In his opinion, for this it is necessary to define the concept of “captive insurance company” in the new version of the law on insurance, determine the circle of counterparties (policyholders) with whom the captive insurer has the right to work on the basis of its declaration and reduce or limit the requirements for prudential supervision, similar to what is now happening in Europe, where industry structures believe that scenario analysis and stress testing are unnecessarily complex and burdensome for small and captive insurance companies.
“The main task is to choose the right model for the transformation of the Ukrainian insurance market for its development for the next decades. This applies to both the transformation of the legislative framework and regulatory policy, and the change in business models and the work of insurers,” he said.

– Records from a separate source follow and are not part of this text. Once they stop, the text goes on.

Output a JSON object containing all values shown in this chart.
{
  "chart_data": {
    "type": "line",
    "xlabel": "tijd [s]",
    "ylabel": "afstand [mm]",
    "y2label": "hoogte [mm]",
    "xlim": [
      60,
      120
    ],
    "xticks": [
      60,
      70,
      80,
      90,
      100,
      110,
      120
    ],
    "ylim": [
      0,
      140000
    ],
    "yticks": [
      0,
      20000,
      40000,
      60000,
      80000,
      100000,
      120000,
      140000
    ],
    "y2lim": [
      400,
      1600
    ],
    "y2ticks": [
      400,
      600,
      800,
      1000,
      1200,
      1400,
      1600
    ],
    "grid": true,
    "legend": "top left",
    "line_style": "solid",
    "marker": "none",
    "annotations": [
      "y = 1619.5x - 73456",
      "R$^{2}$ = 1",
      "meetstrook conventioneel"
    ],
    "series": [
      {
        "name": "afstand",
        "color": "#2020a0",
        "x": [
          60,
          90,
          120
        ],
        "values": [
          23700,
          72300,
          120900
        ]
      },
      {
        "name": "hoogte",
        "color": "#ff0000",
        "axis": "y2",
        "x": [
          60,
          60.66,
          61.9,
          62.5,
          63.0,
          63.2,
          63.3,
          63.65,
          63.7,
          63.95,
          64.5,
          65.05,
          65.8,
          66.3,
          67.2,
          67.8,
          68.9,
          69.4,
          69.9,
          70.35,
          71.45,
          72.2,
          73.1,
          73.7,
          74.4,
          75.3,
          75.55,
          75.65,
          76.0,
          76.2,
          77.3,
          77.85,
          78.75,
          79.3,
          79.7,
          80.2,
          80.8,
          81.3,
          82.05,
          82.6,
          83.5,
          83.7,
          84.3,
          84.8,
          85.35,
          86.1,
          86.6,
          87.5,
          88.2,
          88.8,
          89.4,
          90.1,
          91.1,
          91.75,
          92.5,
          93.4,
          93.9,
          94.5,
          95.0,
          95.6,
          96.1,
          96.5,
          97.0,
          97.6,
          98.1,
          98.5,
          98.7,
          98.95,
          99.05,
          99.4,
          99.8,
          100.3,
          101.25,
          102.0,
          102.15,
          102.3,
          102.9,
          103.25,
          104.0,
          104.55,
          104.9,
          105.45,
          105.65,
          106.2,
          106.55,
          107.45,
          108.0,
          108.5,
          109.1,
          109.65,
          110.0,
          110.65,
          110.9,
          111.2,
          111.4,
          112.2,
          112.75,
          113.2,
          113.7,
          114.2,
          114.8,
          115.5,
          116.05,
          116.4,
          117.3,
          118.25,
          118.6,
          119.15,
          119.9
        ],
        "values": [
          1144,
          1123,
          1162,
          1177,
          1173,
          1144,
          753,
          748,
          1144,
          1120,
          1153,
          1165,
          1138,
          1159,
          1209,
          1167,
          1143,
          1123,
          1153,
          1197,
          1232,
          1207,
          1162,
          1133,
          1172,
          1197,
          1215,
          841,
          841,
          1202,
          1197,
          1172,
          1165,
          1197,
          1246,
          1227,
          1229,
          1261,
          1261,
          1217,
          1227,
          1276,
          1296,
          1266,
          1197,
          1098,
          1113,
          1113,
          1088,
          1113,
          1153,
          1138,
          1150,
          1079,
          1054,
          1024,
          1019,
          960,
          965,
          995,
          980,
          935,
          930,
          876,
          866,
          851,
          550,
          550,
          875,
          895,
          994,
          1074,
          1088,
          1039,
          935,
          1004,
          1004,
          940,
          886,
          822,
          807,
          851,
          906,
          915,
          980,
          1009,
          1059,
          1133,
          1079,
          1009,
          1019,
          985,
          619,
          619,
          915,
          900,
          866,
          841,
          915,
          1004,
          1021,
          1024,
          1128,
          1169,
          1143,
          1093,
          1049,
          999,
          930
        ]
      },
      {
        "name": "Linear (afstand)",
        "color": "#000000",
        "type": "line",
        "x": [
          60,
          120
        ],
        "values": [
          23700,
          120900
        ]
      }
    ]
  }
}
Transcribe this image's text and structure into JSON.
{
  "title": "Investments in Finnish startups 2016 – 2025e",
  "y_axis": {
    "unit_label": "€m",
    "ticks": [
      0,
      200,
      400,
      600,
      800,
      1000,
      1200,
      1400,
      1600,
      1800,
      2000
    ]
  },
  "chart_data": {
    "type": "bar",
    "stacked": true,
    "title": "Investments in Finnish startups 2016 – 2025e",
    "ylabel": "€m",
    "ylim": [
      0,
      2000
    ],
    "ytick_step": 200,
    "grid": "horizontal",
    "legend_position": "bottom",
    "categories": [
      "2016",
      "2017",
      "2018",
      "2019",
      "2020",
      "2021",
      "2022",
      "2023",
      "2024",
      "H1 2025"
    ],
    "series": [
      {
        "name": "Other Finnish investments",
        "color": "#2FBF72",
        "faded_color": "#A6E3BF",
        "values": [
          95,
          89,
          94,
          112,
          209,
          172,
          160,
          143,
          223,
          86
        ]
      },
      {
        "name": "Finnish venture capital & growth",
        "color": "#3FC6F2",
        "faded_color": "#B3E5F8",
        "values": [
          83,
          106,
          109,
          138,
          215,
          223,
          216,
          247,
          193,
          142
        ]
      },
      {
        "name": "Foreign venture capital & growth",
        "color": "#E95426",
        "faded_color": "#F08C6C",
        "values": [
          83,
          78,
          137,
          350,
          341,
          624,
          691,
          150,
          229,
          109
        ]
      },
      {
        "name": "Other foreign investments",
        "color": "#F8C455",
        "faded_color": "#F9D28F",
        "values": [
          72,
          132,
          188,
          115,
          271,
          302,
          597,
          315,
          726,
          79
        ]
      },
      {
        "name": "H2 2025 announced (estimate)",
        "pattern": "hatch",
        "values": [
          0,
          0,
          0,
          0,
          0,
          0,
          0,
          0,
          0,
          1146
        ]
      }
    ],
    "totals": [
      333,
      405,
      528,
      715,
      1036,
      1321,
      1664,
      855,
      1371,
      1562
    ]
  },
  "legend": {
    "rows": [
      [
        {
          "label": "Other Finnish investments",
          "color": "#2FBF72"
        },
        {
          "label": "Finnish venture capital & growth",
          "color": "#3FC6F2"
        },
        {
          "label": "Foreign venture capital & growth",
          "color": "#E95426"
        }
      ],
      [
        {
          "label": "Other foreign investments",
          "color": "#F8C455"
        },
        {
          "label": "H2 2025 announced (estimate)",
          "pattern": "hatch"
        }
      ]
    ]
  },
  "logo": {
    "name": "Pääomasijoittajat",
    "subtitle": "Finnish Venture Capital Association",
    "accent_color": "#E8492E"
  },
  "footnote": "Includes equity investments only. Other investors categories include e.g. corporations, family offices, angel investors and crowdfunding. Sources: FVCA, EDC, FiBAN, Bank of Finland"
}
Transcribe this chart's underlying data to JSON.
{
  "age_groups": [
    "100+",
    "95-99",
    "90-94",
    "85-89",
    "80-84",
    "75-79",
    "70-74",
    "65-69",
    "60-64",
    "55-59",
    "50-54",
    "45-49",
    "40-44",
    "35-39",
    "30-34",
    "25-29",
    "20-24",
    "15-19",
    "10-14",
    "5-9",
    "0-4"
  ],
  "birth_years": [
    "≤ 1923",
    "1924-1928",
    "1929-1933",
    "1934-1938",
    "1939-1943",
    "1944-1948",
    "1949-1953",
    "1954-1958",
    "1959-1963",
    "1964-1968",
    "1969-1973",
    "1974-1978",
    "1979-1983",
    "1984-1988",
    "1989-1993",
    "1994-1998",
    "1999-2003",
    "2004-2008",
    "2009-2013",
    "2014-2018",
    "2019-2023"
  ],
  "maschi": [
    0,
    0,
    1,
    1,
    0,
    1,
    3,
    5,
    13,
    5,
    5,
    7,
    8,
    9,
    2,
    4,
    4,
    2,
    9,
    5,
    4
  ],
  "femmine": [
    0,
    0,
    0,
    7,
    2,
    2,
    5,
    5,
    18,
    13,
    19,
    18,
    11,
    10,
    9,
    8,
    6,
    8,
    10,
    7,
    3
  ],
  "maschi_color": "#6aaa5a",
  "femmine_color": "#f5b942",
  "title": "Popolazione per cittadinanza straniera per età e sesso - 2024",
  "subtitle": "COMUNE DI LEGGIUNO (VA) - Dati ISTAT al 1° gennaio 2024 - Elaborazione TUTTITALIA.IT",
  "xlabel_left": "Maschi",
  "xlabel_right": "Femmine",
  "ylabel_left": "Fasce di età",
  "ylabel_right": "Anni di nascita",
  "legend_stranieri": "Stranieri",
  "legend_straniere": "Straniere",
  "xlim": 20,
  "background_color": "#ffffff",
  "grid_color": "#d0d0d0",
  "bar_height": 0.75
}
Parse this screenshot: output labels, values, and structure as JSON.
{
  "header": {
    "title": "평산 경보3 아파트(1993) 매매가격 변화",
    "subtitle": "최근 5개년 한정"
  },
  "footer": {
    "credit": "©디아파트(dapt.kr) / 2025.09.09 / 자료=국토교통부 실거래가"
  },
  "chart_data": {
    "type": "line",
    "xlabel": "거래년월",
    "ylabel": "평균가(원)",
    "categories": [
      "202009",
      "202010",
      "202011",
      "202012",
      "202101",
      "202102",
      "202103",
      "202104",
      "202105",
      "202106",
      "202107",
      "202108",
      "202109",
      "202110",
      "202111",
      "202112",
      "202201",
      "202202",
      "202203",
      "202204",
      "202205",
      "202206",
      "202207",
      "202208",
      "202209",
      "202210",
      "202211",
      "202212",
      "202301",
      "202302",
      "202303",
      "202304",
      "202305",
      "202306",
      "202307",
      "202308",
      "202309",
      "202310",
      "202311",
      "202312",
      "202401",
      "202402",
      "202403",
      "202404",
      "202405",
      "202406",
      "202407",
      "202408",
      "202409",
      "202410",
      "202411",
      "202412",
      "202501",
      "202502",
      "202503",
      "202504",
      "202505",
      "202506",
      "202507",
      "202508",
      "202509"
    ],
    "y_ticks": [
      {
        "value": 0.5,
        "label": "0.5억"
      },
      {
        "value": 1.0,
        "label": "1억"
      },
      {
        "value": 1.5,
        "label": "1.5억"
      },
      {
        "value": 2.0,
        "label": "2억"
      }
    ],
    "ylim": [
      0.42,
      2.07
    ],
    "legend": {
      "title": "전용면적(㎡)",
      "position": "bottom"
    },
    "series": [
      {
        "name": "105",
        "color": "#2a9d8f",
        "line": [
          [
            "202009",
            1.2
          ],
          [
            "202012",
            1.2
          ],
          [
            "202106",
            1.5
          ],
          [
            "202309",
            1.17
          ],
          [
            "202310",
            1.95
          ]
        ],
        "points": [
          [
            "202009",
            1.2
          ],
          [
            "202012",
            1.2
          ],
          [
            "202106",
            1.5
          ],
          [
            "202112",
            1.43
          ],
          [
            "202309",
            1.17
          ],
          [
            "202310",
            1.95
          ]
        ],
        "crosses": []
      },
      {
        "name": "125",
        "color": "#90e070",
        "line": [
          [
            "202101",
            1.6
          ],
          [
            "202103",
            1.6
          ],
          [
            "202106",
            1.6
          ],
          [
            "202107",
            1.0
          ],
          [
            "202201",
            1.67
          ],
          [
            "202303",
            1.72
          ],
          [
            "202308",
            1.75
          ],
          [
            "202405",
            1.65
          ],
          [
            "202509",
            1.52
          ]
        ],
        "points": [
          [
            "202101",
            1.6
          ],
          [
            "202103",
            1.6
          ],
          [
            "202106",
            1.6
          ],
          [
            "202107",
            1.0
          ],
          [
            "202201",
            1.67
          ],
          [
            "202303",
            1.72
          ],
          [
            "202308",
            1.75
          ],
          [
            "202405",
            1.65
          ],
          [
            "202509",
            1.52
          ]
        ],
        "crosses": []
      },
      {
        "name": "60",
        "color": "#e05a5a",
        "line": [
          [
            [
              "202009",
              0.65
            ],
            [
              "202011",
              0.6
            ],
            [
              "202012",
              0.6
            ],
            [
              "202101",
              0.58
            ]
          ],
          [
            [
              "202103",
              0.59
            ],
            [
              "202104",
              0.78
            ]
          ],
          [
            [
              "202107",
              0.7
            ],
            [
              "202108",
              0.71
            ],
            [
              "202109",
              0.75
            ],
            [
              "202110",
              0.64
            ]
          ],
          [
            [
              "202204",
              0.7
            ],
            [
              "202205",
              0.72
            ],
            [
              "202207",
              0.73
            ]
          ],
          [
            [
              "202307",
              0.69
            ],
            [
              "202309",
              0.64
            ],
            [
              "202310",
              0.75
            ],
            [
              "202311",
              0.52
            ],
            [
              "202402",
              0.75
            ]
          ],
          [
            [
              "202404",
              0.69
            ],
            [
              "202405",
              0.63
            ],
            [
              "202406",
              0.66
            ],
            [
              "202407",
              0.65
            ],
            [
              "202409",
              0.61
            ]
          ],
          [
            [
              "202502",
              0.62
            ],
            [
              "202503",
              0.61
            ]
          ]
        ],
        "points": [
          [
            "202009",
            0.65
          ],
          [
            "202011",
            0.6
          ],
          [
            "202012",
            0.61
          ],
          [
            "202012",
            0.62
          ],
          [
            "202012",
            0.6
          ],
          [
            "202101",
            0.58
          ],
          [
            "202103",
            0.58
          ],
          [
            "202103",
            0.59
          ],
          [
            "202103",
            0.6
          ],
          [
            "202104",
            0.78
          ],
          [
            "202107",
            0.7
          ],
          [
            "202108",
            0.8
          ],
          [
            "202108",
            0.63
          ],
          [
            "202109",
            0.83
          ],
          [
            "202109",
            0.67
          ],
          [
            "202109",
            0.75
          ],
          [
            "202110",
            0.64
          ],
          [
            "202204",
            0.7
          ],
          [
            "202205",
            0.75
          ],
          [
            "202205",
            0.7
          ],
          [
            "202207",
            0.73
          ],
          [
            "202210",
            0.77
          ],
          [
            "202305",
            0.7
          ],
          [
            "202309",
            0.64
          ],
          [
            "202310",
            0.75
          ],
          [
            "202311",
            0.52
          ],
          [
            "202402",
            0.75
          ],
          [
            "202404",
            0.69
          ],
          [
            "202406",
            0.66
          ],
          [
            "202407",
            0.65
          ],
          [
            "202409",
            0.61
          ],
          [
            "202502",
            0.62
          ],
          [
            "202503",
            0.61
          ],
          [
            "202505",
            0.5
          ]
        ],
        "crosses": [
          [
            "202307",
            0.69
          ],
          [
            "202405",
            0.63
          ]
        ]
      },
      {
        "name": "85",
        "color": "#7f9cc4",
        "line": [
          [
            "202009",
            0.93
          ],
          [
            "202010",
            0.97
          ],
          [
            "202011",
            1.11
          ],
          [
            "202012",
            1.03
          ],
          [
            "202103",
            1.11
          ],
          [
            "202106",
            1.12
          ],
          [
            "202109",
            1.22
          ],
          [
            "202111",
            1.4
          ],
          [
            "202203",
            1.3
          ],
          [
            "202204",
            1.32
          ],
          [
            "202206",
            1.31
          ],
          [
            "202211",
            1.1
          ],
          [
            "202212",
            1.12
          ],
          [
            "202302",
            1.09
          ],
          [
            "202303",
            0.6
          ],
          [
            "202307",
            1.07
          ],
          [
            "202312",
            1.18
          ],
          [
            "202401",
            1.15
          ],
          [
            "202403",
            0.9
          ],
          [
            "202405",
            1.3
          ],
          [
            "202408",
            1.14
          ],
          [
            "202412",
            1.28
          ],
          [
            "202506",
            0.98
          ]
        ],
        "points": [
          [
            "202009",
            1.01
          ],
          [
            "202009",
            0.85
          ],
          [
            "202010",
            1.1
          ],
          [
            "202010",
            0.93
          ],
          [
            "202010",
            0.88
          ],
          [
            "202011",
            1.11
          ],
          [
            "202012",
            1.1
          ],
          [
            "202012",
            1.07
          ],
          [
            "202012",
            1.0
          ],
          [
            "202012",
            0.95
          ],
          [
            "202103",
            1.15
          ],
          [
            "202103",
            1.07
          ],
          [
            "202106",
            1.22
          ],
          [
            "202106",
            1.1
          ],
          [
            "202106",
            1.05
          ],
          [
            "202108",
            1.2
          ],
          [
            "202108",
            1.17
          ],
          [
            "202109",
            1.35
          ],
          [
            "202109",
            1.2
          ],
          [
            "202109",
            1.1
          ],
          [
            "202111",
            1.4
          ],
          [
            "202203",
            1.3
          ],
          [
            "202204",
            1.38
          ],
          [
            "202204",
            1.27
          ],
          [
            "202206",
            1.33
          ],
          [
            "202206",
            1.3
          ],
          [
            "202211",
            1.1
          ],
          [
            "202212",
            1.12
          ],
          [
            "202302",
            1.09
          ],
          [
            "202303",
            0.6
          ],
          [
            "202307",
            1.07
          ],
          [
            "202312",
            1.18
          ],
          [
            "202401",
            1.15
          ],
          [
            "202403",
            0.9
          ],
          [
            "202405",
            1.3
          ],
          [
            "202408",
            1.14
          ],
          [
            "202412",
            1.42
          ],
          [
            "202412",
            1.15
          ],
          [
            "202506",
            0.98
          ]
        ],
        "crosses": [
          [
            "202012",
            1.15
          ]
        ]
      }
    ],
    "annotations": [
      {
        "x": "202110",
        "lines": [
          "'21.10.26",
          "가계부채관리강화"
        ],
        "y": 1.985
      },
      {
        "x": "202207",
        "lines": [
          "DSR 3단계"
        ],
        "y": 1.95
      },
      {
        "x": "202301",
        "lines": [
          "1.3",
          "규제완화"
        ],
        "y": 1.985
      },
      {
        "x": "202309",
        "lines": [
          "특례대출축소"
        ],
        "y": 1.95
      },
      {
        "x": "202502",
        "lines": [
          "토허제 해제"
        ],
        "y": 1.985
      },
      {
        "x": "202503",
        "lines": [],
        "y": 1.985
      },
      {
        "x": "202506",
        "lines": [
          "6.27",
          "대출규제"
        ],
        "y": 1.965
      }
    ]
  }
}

Cherniakhovsky also highlighted a number of pan-European insurance trends that affect the situation and prospects of the industry. In particular, according to him, the requirements of the Solvency II Euro Directive turned out to be stringent even for European markets and are being revised towards mitigation, and the state and indicators of the Ukrainian insurance market differ from European countries: the insurance premium per capita in the country is less than EUR 50 per year, while the average per capita insurance payment in Europe is EUR 2,200 (data for 2017). In addition, in recent years, Ukraine has also experienced a sharp decrease in the number of insurance companies – from 407 in 2013 to 234 in 2019.
“In the current situation, insurance companies are forced to choose the right transformation model, which allows them to maintain their place in the market and provide resources for development. Among the possible options for transformation are closing or selling a business, transforming the insurance company into an intermediary, enlarging insurance company (M&A), converting to a captive insurance company,” he said.